Adolf Hitler’s Guerrilla War at Sea: S-Boote 1939-45
The Schnellbootwaffe was created in the early 1930s, before the Second World War, in concurrence with the regenerated Kriegsmarine, and young officers, most of whom learned their craft in the old Imperial Navy, would take responsibility for the operational use of these revolutionary vessels.
Working with the naval engineers of Lürssen Shipyard, the Germans designed combat weapons that were never surpassed by their opponents. After the first series of Schnellboote were launched, constantly improved versions of these vessels would follow. The Schnellbootwaffe would achieve significant victories for the Kriegsmarine at the beginning of the war by using these vessels in high-level strategies, including a style of guerrilla warfare.
The British often call German torpedo boats E-boats, and these fast vessels were a genuine threat not only to coastal trade, but also to the movement of Allied ships after D-Day. Indeed, Admiral Rudolf Petersen's flotillas remained combat-ready until the very end, even after the balance of power was in favour of the Allies.
Allied air bombardment of German torpedo boat bases from 1944 onwards failed to destroy the offensive potential of the Schnellboote and their crews. The Allied disaster at Lyme Bay at the end of April 1944 shows how this guerrilla war at sea was still dangerous, even at this stage of the war.
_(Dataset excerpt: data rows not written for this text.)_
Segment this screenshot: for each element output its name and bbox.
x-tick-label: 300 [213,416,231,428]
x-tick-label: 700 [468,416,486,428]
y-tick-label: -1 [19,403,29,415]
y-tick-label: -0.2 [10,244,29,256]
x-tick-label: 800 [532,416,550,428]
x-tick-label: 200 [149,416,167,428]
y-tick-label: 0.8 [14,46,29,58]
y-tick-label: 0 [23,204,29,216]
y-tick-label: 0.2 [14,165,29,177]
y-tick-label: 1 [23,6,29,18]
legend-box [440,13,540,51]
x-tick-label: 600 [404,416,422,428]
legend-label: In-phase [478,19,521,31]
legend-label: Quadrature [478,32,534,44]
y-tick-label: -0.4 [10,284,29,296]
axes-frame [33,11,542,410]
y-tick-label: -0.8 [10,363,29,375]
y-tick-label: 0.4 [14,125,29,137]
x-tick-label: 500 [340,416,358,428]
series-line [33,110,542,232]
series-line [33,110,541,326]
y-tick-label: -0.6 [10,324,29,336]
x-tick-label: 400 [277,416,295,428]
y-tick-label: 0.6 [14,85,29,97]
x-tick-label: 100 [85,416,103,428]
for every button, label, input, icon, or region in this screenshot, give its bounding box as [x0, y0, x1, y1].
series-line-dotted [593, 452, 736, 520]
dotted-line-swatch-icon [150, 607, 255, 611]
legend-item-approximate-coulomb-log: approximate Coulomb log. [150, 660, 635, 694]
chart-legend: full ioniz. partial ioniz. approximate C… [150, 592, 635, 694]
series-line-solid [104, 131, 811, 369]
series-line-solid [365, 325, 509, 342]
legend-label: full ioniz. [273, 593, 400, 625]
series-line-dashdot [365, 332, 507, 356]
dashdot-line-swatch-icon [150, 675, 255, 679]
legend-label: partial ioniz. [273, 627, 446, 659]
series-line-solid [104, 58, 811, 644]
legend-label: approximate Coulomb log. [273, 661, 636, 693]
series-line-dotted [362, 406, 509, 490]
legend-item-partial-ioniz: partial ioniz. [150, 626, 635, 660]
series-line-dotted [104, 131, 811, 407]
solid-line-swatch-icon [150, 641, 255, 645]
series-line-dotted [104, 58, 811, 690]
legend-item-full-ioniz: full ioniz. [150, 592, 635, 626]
The Allied invasions plans were not yet known to the Germans, but Eisenhower learned a great deal from Lyme Bay and the Schnellbootwaffe was still potentially dangerous right until the end of the war.
This book tells the fascinating story about these special people, whose pirate spirit and guerrilla style of naval combat is reminiscent of the ancient pirates and their own way of warfare.